Insurance term · plain English
Ordinance or law coverage
A coverage line item that pays for the extra cost of bringing damaged parts of your home up to current building code during the repair — typically 10% of Coverage A by default, often insufficient.
What it actually is
When a covered loss damages part of your home, the contractor rebuilding it has to comply with current building code — even if the home was built decades ago under older code. The cost gap between "rebuild like-it-was" and "rebuild to current code" is what ordinance-or-law coverage pays. Common upgrades triggered: electrical panel replacement, plumbing upgrades, structural retrofitting for seismic / wind zones, energy-efficiency requirements, ADA-accessibility where applicable. The HO-3 base form typically includes 10% of Coverage A; buy-up endorsements extend to 25% or 50%.

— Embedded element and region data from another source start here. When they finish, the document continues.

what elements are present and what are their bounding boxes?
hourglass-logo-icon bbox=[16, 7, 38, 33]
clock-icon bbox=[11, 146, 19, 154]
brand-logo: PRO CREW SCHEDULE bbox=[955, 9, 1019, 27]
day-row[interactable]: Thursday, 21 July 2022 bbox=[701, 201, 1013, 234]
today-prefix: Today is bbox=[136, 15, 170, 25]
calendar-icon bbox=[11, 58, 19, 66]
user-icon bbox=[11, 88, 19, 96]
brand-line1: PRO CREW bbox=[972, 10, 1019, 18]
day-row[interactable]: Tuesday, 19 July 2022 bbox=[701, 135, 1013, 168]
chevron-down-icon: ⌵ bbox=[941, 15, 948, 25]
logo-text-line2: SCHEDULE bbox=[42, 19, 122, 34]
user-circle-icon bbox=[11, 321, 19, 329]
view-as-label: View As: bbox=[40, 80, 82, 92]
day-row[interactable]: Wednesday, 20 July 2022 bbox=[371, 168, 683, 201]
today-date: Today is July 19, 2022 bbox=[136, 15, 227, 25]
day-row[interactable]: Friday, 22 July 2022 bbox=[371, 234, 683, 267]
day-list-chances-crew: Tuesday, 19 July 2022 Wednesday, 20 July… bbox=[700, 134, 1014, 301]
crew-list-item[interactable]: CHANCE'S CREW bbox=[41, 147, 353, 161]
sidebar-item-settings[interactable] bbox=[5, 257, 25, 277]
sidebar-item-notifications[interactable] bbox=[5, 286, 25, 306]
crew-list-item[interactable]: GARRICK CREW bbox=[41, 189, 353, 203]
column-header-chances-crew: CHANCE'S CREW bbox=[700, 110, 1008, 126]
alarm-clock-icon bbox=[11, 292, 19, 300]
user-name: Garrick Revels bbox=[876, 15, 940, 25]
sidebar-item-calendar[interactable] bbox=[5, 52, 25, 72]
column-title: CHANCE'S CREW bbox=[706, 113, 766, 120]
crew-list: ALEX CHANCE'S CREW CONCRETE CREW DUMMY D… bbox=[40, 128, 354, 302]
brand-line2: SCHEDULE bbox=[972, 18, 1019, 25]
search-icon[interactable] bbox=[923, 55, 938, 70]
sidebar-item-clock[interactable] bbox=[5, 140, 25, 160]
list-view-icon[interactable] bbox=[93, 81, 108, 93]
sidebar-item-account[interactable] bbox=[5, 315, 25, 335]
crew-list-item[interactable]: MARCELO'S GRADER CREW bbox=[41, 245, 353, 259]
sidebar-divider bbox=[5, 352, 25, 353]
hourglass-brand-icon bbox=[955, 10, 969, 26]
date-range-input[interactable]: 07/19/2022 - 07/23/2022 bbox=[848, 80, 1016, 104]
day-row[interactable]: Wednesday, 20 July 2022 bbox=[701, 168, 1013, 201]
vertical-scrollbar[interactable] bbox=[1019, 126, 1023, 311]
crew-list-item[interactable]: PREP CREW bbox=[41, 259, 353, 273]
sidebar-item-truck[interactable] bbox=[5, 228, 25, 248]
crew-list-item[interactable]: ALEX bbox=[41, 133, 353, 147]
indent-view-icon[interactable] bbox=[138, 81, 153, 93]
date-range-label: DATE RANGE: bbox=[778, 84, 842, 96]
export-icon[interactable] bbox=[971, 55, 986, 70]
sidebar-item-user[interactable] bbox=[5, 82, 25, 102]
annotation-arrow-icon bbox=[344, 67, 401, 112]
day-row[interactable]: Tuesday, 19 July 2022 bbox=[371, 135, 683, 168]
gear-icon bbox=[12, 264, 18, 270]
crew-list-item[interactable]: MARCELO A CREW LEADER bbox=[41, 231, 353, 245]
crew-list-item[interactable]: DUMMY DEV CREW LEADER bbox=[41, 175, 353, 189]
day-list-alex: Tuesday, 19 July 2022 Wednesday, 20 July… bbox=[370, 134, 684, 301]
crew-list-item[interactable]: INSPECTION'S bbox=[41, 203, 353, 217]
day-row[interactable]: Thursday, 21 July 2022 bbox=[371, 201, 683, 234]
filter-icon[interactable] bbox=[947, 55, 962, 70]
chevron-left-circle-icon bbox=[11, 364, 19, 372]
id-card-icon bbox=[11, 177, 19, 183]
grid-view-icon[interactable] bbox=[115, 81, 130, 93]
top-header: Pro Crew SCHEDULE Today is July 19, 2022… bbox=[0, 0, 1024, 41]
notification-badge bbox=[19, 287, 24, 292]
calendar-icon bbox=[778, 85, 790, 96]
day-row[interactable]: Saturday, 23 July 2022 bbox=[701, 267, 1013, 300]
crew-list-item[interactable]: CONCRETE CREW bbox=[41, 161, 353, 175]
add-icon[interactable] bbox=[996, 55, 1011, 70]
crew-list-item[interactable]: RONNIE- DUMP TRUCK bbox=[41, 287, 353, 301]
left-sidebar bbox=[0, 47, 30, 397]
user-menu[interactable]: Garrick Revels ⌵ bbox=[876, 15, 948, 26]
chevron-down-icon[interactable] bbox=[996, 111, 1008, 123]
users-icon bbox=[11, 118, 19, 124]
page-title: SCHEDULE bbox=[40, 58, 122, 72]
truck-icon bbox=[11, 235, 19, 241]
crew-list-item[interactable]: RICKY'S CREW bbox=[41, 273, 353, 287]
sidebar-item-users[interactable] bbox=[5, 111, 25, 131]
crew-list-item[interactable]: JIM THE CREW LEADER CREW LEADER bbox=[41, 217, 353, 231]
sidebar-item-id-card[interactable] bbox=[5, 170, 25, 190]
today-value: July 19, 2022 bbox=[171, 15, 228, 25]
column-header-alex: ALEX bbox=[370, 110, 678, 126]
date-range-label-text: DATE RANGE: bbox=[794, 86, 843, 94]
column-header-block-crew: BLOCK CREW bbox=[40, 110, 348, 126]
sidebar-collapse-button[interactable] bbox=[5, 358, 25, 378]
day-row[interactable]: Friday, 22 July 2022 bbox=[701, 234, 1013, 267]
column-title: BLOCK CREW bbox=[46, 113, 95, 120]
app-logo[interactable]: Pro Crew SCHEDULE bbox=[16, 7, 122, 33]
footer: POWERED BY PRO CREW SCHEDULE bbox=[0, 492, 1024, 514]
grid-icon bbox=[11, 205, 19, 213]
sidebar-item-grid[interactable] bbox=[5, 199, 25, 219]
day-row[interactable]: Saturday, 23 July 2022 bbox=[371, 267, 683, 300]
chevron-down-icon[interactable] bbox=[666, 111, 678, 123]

Why it matters for a claim
The 10% default sounds adequate until you have an actual older-home claim. A 1970s home with a Federal Pacific electrical panel needs full panel replacement on any covered repair touching electrical — that alone can be $4,000–$8,000. Add code-required ground-fault outlets in every wet location, smoke / CO detector hardwiring, R-value insulation upgrades, and the code-upgrade column can easily exceed $20,000 on a mid-size loss. Without the buy-up endorsement, the homeowner pays the difference out of pocket.
Example
A water loss on an older home destroys 40% of the first-floor drywall. The contractor needs to open walls; once open, current code requires AFCI / GFCI outlets, knob-and-tube replacement of any exposed legacy wiring, and updated plumbing valves at the affected fixtures. Code-upgrade scope: $14,200. Coverage A is $350k; 10% ordinance-and-law = $35k — fits comfortably. The same loss on a 1920s home with full knob-and-tube and lead pipes: code-upgrade scope balloons to $48,000, exceeds the 10% cap, and the homeowner pays $13k out-of-pocket.